Attraverso l’innovazione si definisce il futuro dei nostri territori. Va però sottolineata la necessità di non snaturare le vocazioni che ogni comprensorio esprime: inseguire il futuro senza volgere lo sguardo alla nostra essenza rischia di essere più un pericolo che un’opportunità. Sotto questo punto di vista, i piccoli comuni hanno una marcia in più come “custodi” di tradizioni e stili di vita in molti casi già ben armonizzati alla modernità. Il passaggio verso le Smart Land è quindi un obiettivo ultimo che deve unire le diverse componenti sociali, pena la marginalità senza ritorno di quei territori. Ancora più strategica è dunque la parità d’accesso a una infrastruttura capace di garantire eguali diritti digitali.

Questo week-end torna l’appuntamento in tutta la Penisola con Voler Bene all’Italia, la Festa dei piccoli comuni promossa da Legambiente e che vi vedrà impegnati a fianco dell’associazione ambientalista. Qual’è il messaggio che lancerete il 2 giugno?

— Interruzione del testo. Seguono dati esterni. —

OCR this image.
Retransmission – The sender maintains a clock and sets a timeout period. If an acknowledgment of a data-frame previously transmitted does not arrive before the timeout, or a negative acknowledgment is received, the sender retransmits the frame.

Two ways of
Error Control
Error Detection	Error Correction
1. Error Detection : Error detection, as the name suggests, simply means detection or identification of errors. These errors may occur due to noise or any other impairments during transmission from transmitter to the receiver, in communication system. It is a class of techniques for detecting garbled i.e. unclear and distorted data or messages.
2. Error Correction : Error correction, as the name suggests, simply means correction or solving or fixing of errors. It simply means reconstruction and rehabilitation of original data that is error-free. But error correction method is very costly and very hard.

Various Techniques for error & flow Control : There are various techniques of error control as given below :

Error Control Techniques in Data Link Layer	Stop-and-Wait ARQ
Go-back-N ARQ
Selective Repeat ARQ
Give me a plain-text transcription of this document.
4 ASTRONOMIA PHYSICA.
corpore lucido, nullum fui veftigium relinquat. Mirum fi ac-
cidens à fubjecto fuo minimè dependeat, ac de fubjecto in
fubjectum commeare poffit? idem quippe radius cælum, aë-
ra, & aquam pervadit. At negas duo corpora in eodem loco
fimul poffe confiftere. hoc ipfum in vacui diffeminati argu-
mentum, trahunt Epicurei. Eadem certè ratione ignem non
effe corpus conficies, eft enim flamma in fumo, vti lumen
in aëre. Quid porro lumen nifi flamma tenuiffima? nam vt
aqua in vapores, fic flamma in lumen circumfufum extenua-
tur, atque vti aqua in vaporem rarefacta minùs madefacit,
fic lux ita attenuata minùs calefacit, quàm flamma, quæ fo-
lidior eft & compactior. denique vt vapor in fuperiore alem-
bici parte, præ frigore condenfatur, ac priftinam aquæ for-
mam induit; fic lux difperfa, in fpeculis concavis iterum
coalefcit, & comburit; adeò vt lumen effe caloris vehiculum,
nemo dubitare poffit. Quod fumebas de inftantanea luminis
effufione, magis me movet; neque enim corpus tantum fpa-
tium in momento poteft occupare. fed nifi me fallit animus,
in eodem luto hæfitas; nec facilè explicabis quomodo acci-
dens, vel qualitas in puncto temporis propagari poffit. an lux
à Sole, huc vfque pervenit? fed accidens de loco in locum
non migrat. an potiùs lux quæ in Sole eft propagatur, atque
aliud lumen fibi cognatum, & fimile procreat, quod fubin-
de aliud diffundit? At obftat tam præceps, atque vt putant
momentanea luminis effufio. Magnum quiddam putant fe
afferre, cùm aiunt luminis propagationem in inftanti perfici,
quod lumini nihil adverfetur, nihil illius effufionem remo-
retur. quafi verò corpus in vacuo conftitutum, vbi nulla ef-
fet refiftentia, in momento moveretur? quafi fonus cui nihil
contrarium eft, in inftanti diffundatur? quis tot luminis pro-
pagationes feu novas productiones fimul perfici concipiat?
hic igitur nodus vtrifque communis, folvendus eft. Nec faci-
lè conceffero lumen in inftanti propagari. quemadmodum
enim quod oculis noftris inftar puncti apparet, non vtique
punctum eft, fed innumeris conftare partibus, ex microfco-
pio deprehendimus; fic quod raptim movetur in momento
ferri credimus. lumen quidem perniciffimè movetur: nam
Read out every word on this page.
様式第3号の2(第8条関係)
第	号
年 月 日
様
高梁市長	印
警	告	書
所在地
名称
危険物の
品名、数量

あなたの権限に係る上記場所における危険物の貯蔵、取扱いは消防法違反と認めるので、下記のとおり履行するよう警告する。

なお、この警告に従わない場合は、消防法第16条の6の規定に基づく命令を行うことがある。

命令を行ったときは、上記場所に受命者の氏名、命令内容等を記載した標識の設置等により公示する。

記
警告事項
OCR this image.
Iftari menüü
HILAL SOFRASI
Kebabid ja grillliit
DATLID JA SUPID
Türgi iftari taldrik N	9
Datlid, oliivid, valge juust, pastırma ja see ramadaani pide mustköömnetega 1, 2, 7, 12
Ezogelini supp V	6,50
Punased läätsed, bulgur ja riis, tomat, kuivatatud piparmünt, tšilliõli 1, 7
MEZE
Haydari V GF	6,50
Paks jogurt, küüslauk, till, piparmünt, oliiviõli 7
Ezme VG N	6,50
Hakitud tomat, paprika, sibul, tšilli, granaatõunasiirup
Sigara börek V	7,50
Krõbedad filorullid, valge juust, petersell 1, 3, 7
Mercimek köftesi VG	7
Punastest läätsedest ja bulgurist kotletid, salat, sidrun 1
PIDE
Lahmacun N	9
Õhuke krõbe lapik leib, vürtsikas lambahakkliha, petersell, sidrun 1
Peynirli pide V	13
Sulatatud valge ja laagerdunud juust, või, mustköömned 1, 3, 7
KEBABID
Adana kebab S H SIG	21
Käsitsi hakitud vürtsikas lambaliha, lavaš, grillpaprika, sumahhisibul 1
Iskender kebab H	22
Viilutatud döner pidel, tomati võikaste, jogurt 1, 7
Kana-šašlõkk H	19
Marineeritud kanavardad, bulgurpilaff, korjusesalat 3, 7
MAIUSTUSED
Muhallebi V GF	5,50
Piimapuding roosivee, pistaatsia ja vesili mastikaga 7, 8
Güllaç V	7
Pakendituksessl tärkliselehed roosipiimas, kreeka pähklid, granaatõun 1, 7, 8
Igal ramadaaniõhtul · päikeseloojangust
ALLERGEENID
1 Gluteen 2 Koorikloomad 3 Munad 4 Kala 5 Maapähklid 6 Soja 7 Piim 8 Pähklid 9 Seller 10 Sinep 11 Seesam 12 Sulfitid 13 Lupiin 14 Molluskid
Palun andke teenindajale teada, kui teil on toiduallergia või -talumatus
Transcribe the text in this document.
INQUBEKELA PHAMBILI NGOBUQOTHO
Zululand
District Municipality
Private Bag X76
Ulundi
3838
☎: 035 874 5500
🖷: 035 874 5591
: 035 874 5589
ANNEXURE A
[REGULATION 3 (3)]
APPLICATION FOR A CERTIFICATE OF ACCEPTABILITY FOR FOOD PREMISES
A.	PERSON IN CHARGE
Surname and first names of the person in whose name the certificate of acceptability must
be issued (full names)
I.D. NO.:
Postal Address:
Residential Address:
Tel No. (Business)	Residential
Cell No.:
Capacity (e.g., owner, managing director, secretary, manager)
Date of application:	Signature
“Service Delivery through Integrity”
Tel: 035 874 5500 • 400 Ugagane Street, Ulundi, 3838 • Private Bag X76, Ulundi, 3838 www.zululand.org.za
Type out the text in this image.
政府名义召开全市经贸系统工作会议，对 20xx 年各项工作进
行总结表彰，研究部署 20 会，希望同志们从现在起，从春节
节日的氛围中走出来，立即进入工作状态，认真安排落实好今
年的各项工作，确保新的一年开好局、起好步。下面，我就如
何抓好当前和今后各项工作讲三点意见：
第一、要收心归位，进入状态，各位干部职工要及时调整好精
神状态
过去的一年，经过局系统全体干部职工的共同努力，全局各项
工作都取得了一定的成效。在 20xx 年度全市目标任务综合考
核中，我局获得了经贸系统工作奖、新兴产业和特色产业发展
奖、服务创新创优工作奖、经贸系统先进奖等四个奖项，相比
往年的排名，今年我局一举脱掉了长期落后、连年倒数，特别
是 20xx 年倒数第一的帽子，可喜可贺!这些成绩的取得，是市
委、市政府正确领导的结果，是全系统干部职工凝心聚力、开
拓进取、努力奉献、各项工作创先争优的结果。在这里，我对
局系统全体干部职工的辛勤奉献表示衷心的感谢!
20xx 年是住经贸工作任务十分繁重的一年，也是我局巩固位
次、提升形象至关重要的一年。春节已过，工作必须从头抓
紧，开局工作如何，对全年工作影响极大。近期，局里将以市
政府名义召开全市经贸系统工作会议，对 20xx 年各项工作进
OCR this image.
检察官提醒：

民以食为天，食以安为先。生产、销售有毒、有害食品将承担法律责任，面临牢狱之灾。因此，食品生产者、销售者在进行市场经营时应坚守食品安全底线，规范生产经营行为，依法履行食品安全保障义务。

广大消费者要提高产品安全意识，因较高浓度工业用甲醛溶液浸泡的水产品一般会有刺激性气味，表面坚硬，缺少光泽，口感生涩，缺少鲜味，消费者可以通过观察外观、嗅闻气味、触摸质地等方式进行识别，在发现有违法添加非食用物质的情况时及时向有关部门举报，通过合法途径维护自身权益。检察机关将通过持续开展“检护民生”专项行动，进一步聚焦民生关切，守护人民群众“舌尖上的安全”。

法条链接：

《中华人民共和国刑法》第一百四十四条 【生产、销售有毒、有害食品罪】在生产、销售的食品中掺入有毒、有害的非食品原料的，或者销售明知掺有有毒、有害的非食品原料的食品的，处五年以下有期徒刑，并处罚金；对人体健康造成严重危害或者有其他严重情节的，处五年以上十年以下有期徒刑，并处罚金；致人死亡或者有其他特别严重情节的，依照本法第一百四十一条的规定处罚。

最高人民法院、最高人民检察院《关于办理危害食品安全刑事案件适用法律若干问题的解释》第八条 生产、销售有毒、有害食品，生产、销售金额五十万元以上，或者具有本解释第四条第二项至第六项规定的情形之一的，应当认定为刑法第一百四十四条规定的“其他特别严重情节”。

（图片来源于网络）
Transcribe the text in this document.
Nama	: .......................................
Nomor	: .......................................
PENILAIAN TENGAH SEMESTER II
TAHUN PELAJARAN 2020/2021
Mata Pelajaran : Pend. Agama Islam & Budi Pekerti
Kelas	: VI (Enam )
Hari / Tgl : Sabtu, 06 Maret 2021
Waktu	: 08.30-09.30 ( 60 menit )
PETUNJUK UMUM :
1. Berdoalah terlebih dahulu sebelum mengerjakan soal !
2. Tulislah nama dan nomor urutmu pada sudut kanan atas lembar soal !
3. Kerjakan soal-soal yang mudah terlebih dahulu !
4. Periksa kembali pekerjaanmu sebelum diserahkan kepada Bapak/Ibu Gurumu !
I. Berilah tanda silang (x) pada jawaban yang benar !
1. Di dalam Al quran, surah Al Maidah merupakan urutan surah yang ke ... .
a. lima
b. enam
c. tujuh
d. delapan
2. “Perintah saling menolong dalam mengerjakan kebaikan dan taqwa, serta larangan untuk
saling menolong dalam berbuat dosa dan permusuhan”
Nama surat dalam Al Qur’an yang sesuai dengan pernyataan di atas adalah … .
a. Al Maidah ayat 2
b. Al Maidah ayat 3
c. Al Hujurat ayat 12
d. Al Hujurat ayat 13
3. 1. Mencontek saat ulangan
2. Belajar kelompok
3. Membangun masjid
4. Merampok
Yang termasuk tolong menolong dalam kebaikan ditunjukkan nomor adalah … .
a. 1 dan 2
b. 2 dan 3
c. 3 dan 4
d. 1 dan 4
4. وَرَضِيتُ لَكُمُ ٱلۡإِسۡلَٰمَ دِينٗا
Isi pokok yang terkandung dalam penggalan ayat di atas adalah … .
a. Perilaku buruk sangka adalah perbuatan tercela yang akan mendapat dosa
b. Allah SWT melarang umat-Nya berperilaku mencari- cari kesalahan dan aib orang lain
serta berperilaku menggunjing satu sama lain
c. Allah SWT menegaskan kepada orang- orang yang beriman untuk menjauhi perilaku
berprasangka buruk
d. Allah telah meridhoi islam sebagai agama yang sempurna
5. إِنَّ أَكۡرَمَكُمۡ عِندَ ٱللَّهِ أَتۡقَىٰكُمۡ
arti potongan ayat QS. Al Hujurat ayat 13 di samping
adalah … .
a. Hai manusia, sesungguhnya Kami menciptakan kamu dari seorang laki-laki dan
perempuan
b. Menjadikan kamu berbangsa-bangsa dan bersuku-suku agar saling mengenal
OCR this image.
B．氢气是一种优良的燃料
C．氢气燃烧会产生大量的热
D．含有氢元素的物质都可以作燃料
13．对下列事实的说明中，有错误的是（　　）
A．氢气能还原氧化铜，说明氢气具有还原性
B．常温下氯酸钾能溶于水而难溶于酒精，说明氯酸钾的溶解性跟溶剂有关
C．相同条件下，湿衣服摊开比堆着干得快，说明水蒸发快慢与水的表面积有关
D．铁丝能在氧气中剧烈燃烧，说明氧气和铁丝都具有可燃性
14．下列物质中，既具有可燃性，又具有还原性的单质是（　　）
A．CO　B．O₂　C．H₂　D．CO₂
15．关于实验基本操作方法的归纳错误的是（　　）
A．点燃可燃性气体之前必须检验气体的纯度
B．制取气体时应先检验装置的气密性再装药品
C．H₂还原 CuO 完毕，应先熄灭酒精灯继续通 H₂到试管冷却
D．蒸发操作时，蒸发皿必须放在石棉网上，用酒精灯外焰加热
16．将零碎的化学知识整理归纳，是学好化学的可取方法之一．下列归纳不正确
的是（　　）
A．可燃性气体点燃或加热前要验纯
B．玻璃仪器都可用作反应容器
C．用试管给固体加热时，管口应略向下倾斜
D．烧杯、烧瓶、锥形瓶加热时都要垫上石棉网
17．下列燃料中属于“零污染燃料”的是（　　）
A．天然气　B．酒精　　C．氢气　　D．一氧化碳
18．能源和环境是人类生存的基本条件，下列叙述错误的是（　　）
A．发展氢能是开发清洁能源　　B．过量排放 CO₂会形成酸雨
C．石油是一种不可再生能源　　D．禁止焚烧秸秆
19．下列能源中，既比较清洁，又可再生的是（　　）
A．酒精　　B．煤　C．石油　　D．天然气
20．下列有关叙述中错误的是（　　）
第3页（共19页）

Come finora evidenziato, l’iniziativa di Legambiente è in larga parte sovrapponibile alla mission di Open Fiber. Non ci è voluto quindi molto ad aderire e a fornire il nostro convinto supporto. Il messaggio che intendiamo lanciare ai cittadini, alle amministrazioni e in generale a chi vive i nostri piccoli comuni è di credere sempre più nelle proprie potenzialità e nella capacità di disegnare un futuro a dimensione delle rispettive comunità. A noi come azienda il compito, attraverso la realizzazione di una grande opera, di permettere il raggiungimento degli obiettivi che ogni territorio sarà in grado di tracciare. Obiettivi che messi insieme regaleranno a noi e alle future generazioni un Paese migliore e più moderno.